What frustrates me in these stories is that although most of the technologies used to make second-generation biofuels work- the tricky part is commercialization. However, when I read an article such as the column by the Energy & Environmental Research Center, which appears on page 53, and I am reassured that second-generation biofuels will happen, and perhaps sooner than we think. With all the attention and money currently directed at renewable energy and biofuels, economically viable technologies should be on the horizon.

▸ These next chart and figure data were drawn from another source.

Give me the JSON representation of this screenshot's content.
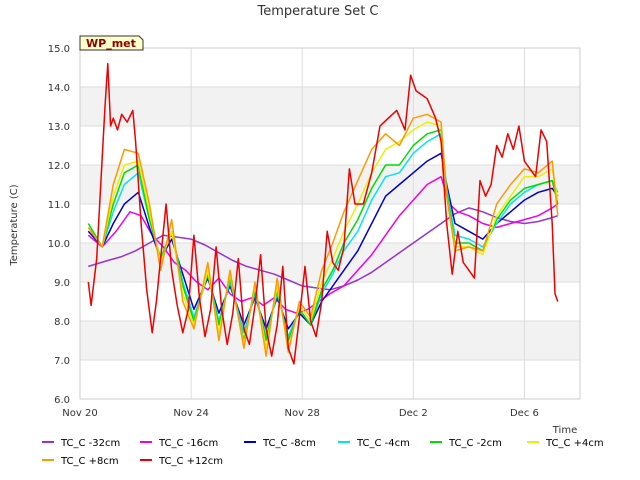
{
  "chart_data": {
    "type": "line",
    "title": "Temperature Set C",
    "xlabel": "Time",
    "ylabel": "Temperature (C)",
    "badge": "WP_met",
    "xlim": [
      0,
      18
    ],
    "ylim": [
      6.0,
      15.0
    ],
    "x_ticks": [
      {
        "x": 0,
        "label": "Nov 20"
      },
      {
        "x": 4,
        "label": "Nov 24"
      },
      {
        "x": 8,
        "label": "Nov 28"
      },
      {
        "x": 12,
        "label": "Dec 2"
      },
      {
        "x": 16,
        "label": "Dec 6"
      }
    ],
    "y_ticks": [
      "6.0",
      "7.0",
      "8.0",
      "9.0",
      "10.0",
      "11.0",
      "12.0",
      "13.0",
      "14.0",
      "15.0"
    ],
    "grid": true,
    "legend_position": "bottom",
    "series": [
      {
        "name": "TC_C -32cm",
        "color": "#9933cc",
        "x": [
          0.3,
          1.0,
          1.5,
          2.0,
          2.5,
          3.0,
          3.5,
          4.0,
          4.5,
          5.0,
          5.5,
          6.0,
          6.5,
          7.0,
          7.5,
          8.0,
          8.5,
          9.0,
          9.5,
          10.0,
          10.5,
          11.0,
          11.5,
          12.0,
          12.5,
          13.0,
          13.5,
          14.0,
          14.5,
          15.0,
          15.5,
          16.0,
          16.5,
          17.0,
          17.2
        ],
        "y": [
          9.4,
          9.55,
          9.65,
          9.8,
          10.0,
          10.2,
          10.15,
          10.1,
          9.95,
          9.75,
          9.55,
          9.4,
          9.3,
          9.2,
          9.05,
          8.9,
          8.85,
          8.8,
          8.9,
          9.05,
          9.25,
          9.5,
          9.75,
          10.0,
          10.25,
          10.5,
          10.75,
          10.9,
          10.8,
          10.65,
          10.55,
          10.5,
          10.55,
          10.65,
          10.7
        ]
      },
      {
        "name": "TC_C -16cm",
        "color": "#ee00ee",
        "x": [
          0.3,
          0.8,
          1.3,
          1.8,
          2.2,
          2.6,
          3.0,
          3.4,
          3.8,
          4.2,
          4.6,
          5.0,
          5.4,
          5.8,
          6.2,
          6.6,
          7.0,
          7.4,
          7.8,
          8.2,
          8.6,
          9.0,
          9.5,
          10.0,
          10.5,
          11.0,
          11.5,
          12.0,
          12.5,
          13.0,
          13.3,
          13.6,
          14.0,
          14.5,
          15.0,
          15.5,
          16.0,
          16.5,
          17.0,
          17.2
        ],
        "y": [
          10.2,
          9.9,
          10.3,
          10.8,
          10.7,
          10.2,
          9.9,
          9.5,
          9.3,
          9.0,
          8.8,
          9.1,
          8.7,
          8.5,
          8.6,
          8.4,
          8.6,
          8.3,
          8.2,
          8.3,
          8.5,
          8.7,
          8.9,
          9.3,
          9.7,
          10.2,
          10.7,
          11.1,
          11.5,
          11.7,
          11.0,
          10.8,
          10.7,
          10.5,
          10.4,
          10.5,
          10.6,
          10.7,
          10.9,
          11.0
        ]
      },
      {
        "name": "TC_C -8cm",
        "color": "#0000cc",
        "x": [
          0.3,
          0.8,
          1.2,
          1.6,
          2.1,
          2.5,
          2.9,
          3.3,
          3.7,
          4.1,
          4.6,
          5.0,
          5.4,
          5.9,
          6.3,
          6.7,
          7.1,
          7.5,
          7.9,
          8.3,
          8.7,
          9.1,
          9.5,
          10.0,
          10.5,
          11.0,
          11.5,
          12.0,
          12.5,
          13.0,
          13.2,
          13.5,
          14.0,
          14.5,
          15.0,
          15.5,
          16.0,
          16.5,
          17.0,
          17.2
        ],
        "y": [
          10.3,
          9.9,
          10.5,
          11.0,
          11.3,
          10.4,
          9.6,
          10.1,
          9.2,
          8.3,
          9.1,
          8.2,
          8.9,
          7.9,
          8.6,
          7.8,
          8.6,
          7.8,
          8.2,
          7.9,
          8.5,
          8.9,
          9.3,
          9.8,
          10.5,
          11.2,
          11.5,
          11.8,
          12.1,
          12.3,
          11.5,
          10.5,
          10.3,
          10.1,
          10.5,
          10.8,
          11.1,
          11.3,
          11.4,
          11.2
        ]
      },
      {
        "name": "TC_C -4cm",
        "color": "#00e5ee",
        "x": [
          0.3,
          0.8,
          1.2,
          1.6,
          2.1,
          2.5,
          2.9,
          3.3,
          3.7,
          4.1,
          4.6,
          5.0,
          5.4,
          5.9,
          6.3,
          6.7,
          7.1,
          7.5,
          7.9,
          8.3,
          8.7,
          9.1,
          9.5,
          10.0,
          10.5,
          11.0,
          11.5,
          12.0,
          12.5,
          13.0,
          13.2,
          13.5,
          14.0,
          14.5,
          15.0,
          15.5,
          16.0,
          16.5,
          17.0,
          17.2
        ],
        "y": [
          10.4,
          9.9,
          10.8,
          11.5,
          11.8,
          10.6,
          9.6,
          10.3,
          9.0,
          8.1,
          9.2,
          8.0,
          9.0,
          7.7,
          8.7,
          7.6,
          8.7,
          7.6,
          8.3,
          7.9,
          8.7,
          9.2,
          9.8,
          10.3,
          11.1,
          11.7,
          11.8,
          12.3,
          12.6,
          12.8,
          11.4,
          10.2,
          10.1,
          9.9,
          10.5,
          11.0,
          11.3,
          11.5,
          11.6,
          11.3
        ]
      },
      {
        "name": "TC_C -2cm",
        "color": "#00dd00",
        "x": [
          0.3,
          0.8,
          1.2,
          1.6,
          2.1,
          2.5,
          2.9,
          3.3,
          3.7,
          4.1,
          4.6,
          5.0,
          5.4,
          5.9,
          6.3,
          6.7,
          7.1,
          7.5,
          7.9,
          8.3,
          8.7,
          9.1,
          9.5,
          10.0,
          10.5,
          11.0,
          11.5,
          12.0,
          12.5,
          13.0,
          13.2,
          13.5,
          14.0,
          14.5,
          15.0,
          15.5,
          16.0,
          16.5,
          17.0,
          17.2
        ],
        "y": [
          10.5,
          9.9,
          11.0,
          11.8,
          12.0,
          10.6,
          9.6,
          10.3,
          8.9,
          8.0,
          9.2,
          7.9,
          9.1,
          7.5,
          8.8,
          7.5,
          8.8,
          7.5,
          8.3,
          7.9,
          8.8,
          9.3,
          10.0,
          10.6,
          11.4,
          12.0,
          12.0,
          12.5,
          12.8,
          12.9,
          11.3,
          10.0,
          10.0,
          9.8,
          10.6,
          11.1,
          11.4,
          11.5,
          11.6,
          11.0
        ]
      },
      {
        "name": "TC_C +4cm",
        "color": "#eeee00",
        "x": [
          0.3,
          0.8,
          1.2,
          1.6,
          2.1,
          2.5,
          2.9,
          3.3,
          3.7,
          4.1,
          4.6,
          5.0,
          5.4,
          5.9,
          6.3,
          6.7,
          7.1,
          7.5,
          7.9,
          8.3,
          8.7,
          9.1,
          9.5,
          10.0,
          10.5,
          11.0,
          11.5,
          12.0,
          12.5,
          13.0,
          13.2,
          13.5,
          14.0,
          14.5,
          15.0,
          15.5,
          16.0,
          16.5,
          17.0,
          17.2
        ],
        "y": [
          10.4,
          9.9,
          11.2,
          12.0,
          12.1,
          10.8,
          9.5,
          10.3,
          8.7,
          7.9,
          9.3,
          7.7,
          9.2,
          7.4,
          8.9,
          7.3,
          8.9,
          7.3,
          8.4,
          8.0,
          9.0,
          9.6,
          10.3,
          11.0,
          11.8,
          12.4,
          12.6,
          12.9,
          13.1,
          13.0,
          11.2,
          9.9,
          9.9,
          9.7,
          10.7,
          11.2,
          11.7,
          11.7,
          11.9,
          11.1
        ]
      },
      {
        "name": "TC_C +8cm",
        "color": "#ff9900",
        "x": [
          0.3,
          0.8,
          1.2,
          1.6,
          2.1,
          2.5,
          2.9,
          3.3,
          3.7,
          4.1,
          4.6,
          5.0,
          5.4,
          5.9,
          6.3,
          6.7,
          7.1,
          7.5,
          7.9,
          8.3,
          8.7,
          9.1,
          9.5,
          10.0,
          10.5,
          11.0,
          11.5,
          12.0,
          12.5,
          13.0,
          13.2,
          13.5,
          14.0,
          14.5,
          15.0,
          15.5,
          16.0,
          16.5,
          17.0,
          17.2
        ],
        "y": [
          10.4,
          9.9,
          11.5,
          12.4,
          12.3,
          11.0,
          9.3,
          10.6,
          8.5,
          7.8,
          9.5,
          7.5,
          9.3,
          7.3,
          9.0,
          7.1,
          9.1,
          7.2,
          8.5,
          8.1,
          9.3,
          10.0,
          10.8,
          11.6,
          12.4,
          12.8,
          12.5,
          13.2,
          13.3,
          13.1,
          11.2,
          9.8,
          9.9,
          9.8,
          11.0,
          11.5,
          11.9,
          11.8,
          12.1,
          10.7
        ]
      },
      {
        "name": "TC_C +12cm",
        "color": "#ee0000",
        "x": [
          0.3,
          0.4,
          0.6,
          0.9,
          1.0,
          1.1,
          1.2,
          1.35,
          1.5,
          1.7,
          1.9,
          2.0,
          2.2,
          2.4,
          2.6,
          2.75,
          2.9,
          3.1,
          3.3,
          3.5,
          3.7,
          3.9,
          4.1,
          4.3,
          4.5,
          4.7,
          4.9,
          5.1,
          5.3,
          5.5,
          5.7,
          5.9,
          6.1,
          6.3,
          6.5,
          6.7,
          6.9,
          7.1,
          7.3,
          7.5,
          7.7,
          7.9,
          8.1,
          8.3,
          8.5,
          8.7,
          8.9,
          9.1,
          9.3,
          9.5,
          9.7,
          9.9,
          10.2,
          10.5,
          10.8,
          11.1,
          11.4,
          11.7,
          11.9,
          12.1,
          12.3,
          12.5,
          12.8,
          13.0,
          13.2,
          13.4,
          13.6,
          13.8,
          14.0,
          14.2,
          14.4,
          14.6,
          14.8,
          15.0,
          15.2,
          15.4,
          15.6,
          15.8,
          16.0,
          16.2,
          16.4,
          16.6,
          16.8,
          17.0,
          17.1,
          17.2
        ],
        "y": [
          9.0,
          8.4,
          9.6,
          13.5,
          14.6,
          13.0,
          13.2,
          12.9,
          13.3,
          13.1,
          13.4,
          12.6,
          10.5,
          8.8,
          7.7,
          8.5,
          9.6,
          11.0,
          9.3,
          8.4,
          7.7,
          8.3,
          10.2,
          8.6,
          7.6,
          8.3,
          9.9,
          8.3,
          7.4,
          8.2,
          9.6,
          7.8,
          7.4,
          8.4,
          9.7,
          7.8,
          7.1,
          7.9,
          9.4,
          7.3,
          6.9,
          8.1,
          9.4,
          8.0,
          7.6,
          8.5,
          10.3,
          9.5,
          9.3,
          9.9,
          11.9,
          11.0,
          11.0,
          11.8,
          13.0,
          13.2,
          13.4,
          12.9,
          14.3,
          13.9,
          13.8,
          13.7,
          13.2,
          12.6,
          10.5,
          9.2,
          10.3,
          9.5,
          9.3,
          9.1,
          11.6,
          11.2,
          11.5,
          12.5,
          12.2,
          12.8,
          12.4,
          13.0,
          12.1,
          11.9,
          11.7,
          12.9,
          12.6,
          10.5,
          8.7,
          8.5
        ]
      }
    ]
  }
}
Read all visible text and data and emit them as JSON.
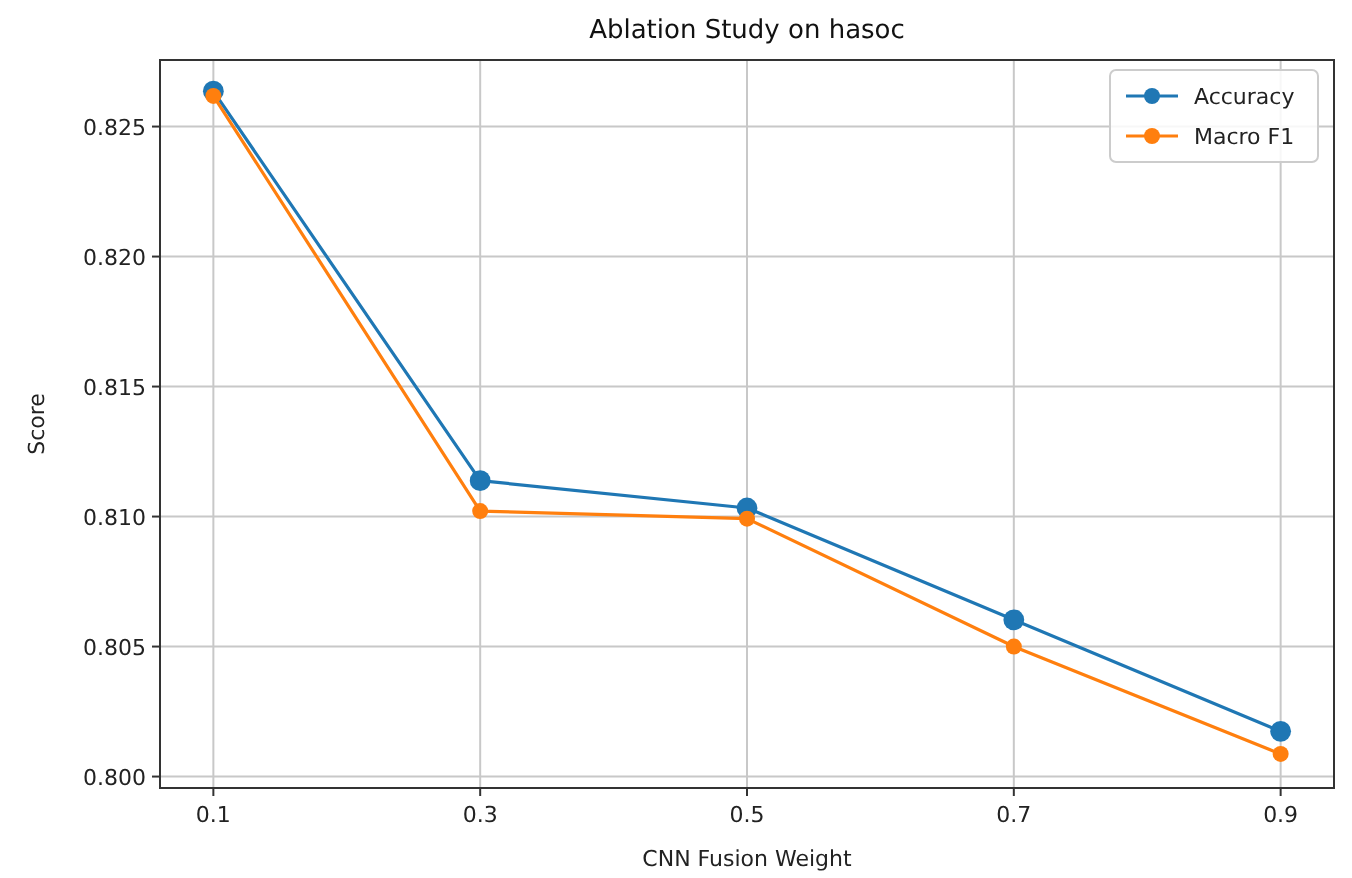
{
  "chart_data": {
    "type": "line",
    "title": "Ablation Study on hasoc",
    "xlabel": "CNN Fusion Weight",
    "ylabel": "Score",
    "x": [
      0.1,
      0.3,
      0.5,
      0.7,
      0.9
    ],
    "series": [
      {
        "name": "Accuracy",
        "color": "#1f77b4",
        "values": [
          0.82636,
          0.81138,
          0.81033,
          0.80603,
          0.80174
        ]
      },
      {
        "name": "Macro F1",
        "color": "#ff7f0e",
        "values": [
          0.82618,
          0.81021,
          0.80992,
          0.805,
          0.80087
        ]
      }
    ],
    "xlim": [
      0.06,
      0.94
    ],
    "xticks": [
      {
        "value": 0.1,
        "label": "0.1"
      },
      {
        "value": 0.3,
        "label": "0.3"
      },
      {
        "value": 0.5,
        "label": "0.5"
      },
      {
        "value": 0.7,
        "label": "0.7"
      },
      {
        "value": 0.9,
        "label": "0.9"
      }
    ],
    "ylim": [
      0.79956,
      0.82756
    ],
    "yticks": [
      {
        "value": 0.8,
        "label": "0.800"
      },
      {
        "value": 0.805,
        "label": "0.805"
      },
      {
        "value": 0.81,
        "label": "0.810"
      },
      {
        "value": 0.815,
        "label": "0.815"
      },
      {
        "value": 0.82,
        "label": "0.820"
      },
      {
        "value": 0.825,
        "label": "0.825"
      }
    ],
    "grid": true,
    "legend": "top right",
    "marker": "circle",
    "line_style": "solid"
  }
}
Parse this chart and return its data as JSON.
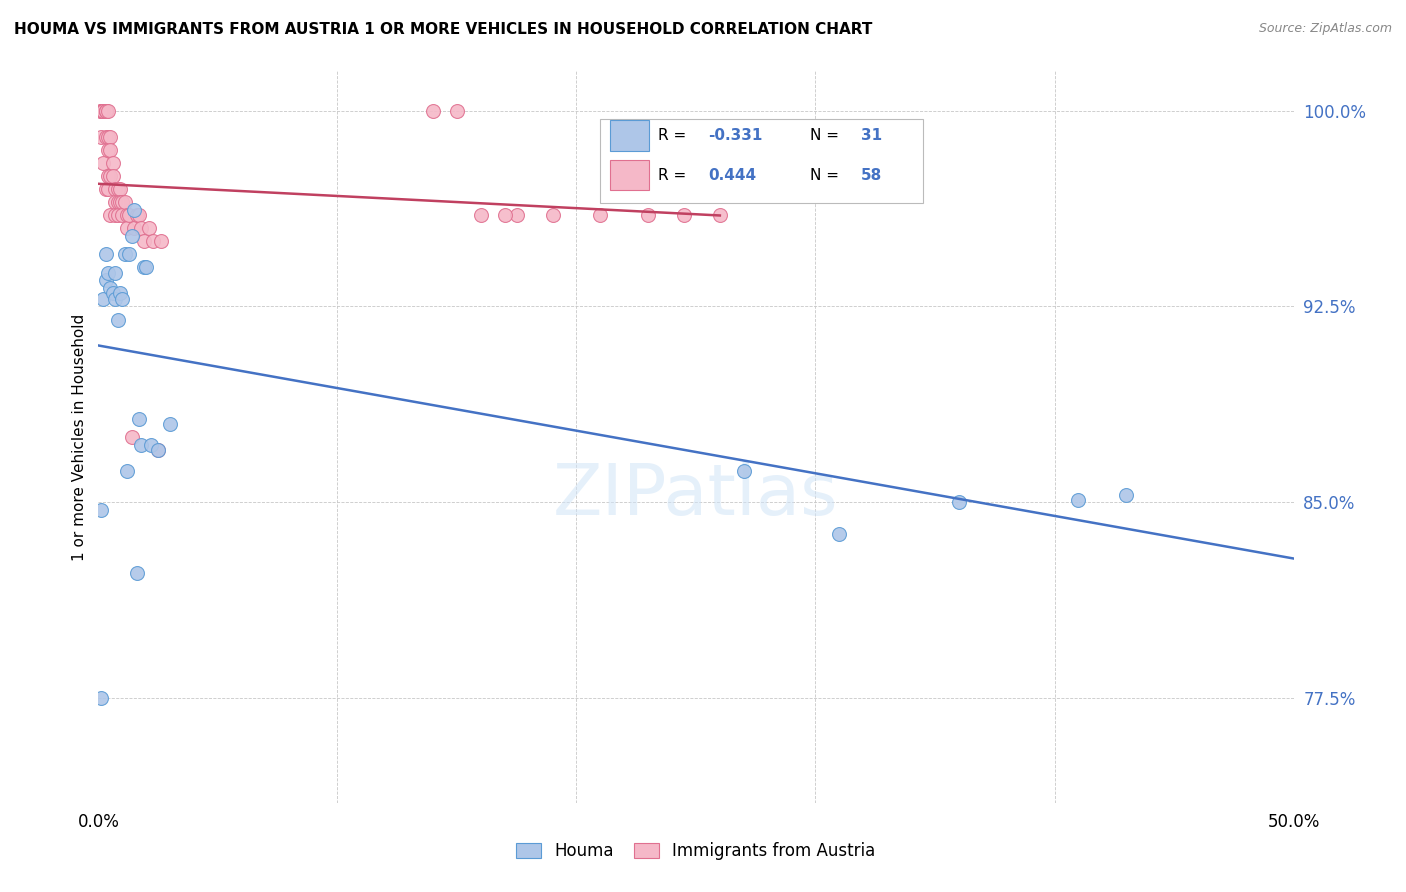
{
  "title": "HOUMA VS IMMIGRANTS FROM AUSTRIA 1 OR MORE VEHICLES IN HOUSEHOLD CORRELATION CHART",
  "source": "Source: ZipAtlas.com",
  "ylabel": "1 or more Vehicles in Household",
  "ytick_labels": [
    "77.5%",
    "85.0%",
    "92.5%",
    "100.0%"
  ],
  "ytick_values": [
    0.775,
    0.85,
    0.925,
    1.0
  ],
  "xlim": [
    0.0,
    0.5
  ],
  "ylim": [
    0.735,
    1.015
  ],
  "houma_fill": "#aec6e8",
  "houma_edge": "#5b9bd5",
  "austria_fill": "#f5b8c8",
  "austria_edge": "#e07090",
  "blue_line_color": "#4472c4",
  "red_line_color": "#c04060",
  "houma_x": [
    0.001,
    0.001,
    0.002,
    0.003,
    0.003,
    0.004,
    0.005,
    0.006,
    0.007,
    0.007,
    0.008,
    0.009,
    0.01,
    0.011,
    0.012,
    0.013,
    0.014,
    0.015,
    0.016,
    0.017,
    0.018,
    0.019,
    0.02,
    0.022,
    0.025,
    0.03,
    0.27,
    0.31,
    0.36,
    0.41,
    0.43
  ],
  "houma_y": [
    0.775,
    0.847,
    0.928,
    0.935,
    0.945,
    0.938,
    0.932,
    0.93,
    0.928,
    0.938,
    0.92,
    0.93,
    0.928,
    0.945,
    0.862,
    0.945,
    0.952,
    0.962,
    0.823,
    0.882,
    0.872,
    0.94,
    0.94,
    0.872,
    0.87,
    0.88,
    0.862,
    0.838,
    0.85,
    0.851,
    0.853
  ],
  "austria_x": [
    0.001,
    0.001,
    0.001,
    0.001,
    0.002,
    0.002,
    0.002,
    0.002,
    0.003,
    0.003,
    0.003,
    0.003,
    0.003,
    0.004,
    0.004,
    0.004,
    0.004,
    0.004,
    0.005,
    0.005,
    0.005,
    0.005,
    0.006,
    0.006,
    0.007,
    0.007,
    0.007,
    0.008,
    0.008,
    0.008,
    0.009,
    0.009,
    0.01,
    0.01,
    0.011,
    0.012,
    0.012,
    0.013,
    0.014,
    0.015,
    0.016,
    0.017,
    0.018,
    0.019,
    0.021,
    0.023,
    0.025,
    0.026,
    0.14,
    0.15,
    0.175,
    0.19,
    0.21,
    0.23,
    0.245,
    0.26,
    0.16,
    0.17
  ],
  "austria_y": [
    1.0,
    1.0,
    1.0,
    0.99,
    1.0,
    1.0,
    1.0,
    0.98,
    1.0,
    1.0,
    1.0,
    0.99,
    0.97,
    1.0,
    0.99,
    0.985,
    0.975,
    0.97,
    0.99,
    0.985,
    0.975,
    0.96,
    0.98,
    0.975,
    0.97,
    0.965,
    0.96,
    0.97,
    0.965,
    0.96,
    0.97,
    0.965,
    0.965,
    0.96,
    0.965,
    0.96,
    0.955,
    0.96,
    0.875,
    0.955,
    0.96,
    0.96,
    0.955,
    0.95,
    0.955,
    0.95,
    0.87,
    0.95,
    1.0,
    1.0,
    0.96,
    0.96,
    0.96,
    0.96,
    0.96,
    0.96,
    0.96,
    0.96
  ],
  "marker_size": 10,
  "figsize": [
    14.06,
    8.92
  ],
  "dpi": 100
}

It's hard to envision what life will be like when these new biomass-based fuels become available, which brings me to a discussion I had with a person who was freaking out about the possibility of having to choose among several kinds of fuels. She was worried that customers would accidentally fill their gas tanks with the wrong fuel. I thought back to the days when we switched from leaded to unleaded gasoline. I was working at a convenience store at the time, and it wasn't uncommon for people to try to fill their unleaded-fuel-only vehicles with leaded gasoline, though I believe, the pump nozzle for the leaded gas pump was larger than the tank opening on the unleaded vehicle.

I am not worried about using the wrong fuel. People make these types of decisions every day. We already choose ink for our printers from among several different types of ink, and although batteries come in all shapes and sizes, we manage to figure out which ones go where. I think it's just knowing what kind of a vehicle we have and then learning which fuel is appropriate. It's probably just a simple matter of the vehicle manufacturer attaching a sticker to the gas cap that indicates which kind of fuel we need. Or, if there is no gas cap, finding the plug-in.

What concerns me is that if we are closing the commercialization gap, issues such as getting the fuel to the consumer need to be addressed. In fact, in the latest issue of EERC's publication "The Edge" there is an article titled "EERC Foundation receives patent application approval for on-demand hydrogen-fueling system." Researchers and engineers at the EERC firmly endorse using hydrogen for transportation fuels and certainly want to make sure that when hydrogen's time comes, it will be easily accessible to the driving public.

For those of you who don't have enough to worry about already, this is some fuel for thought.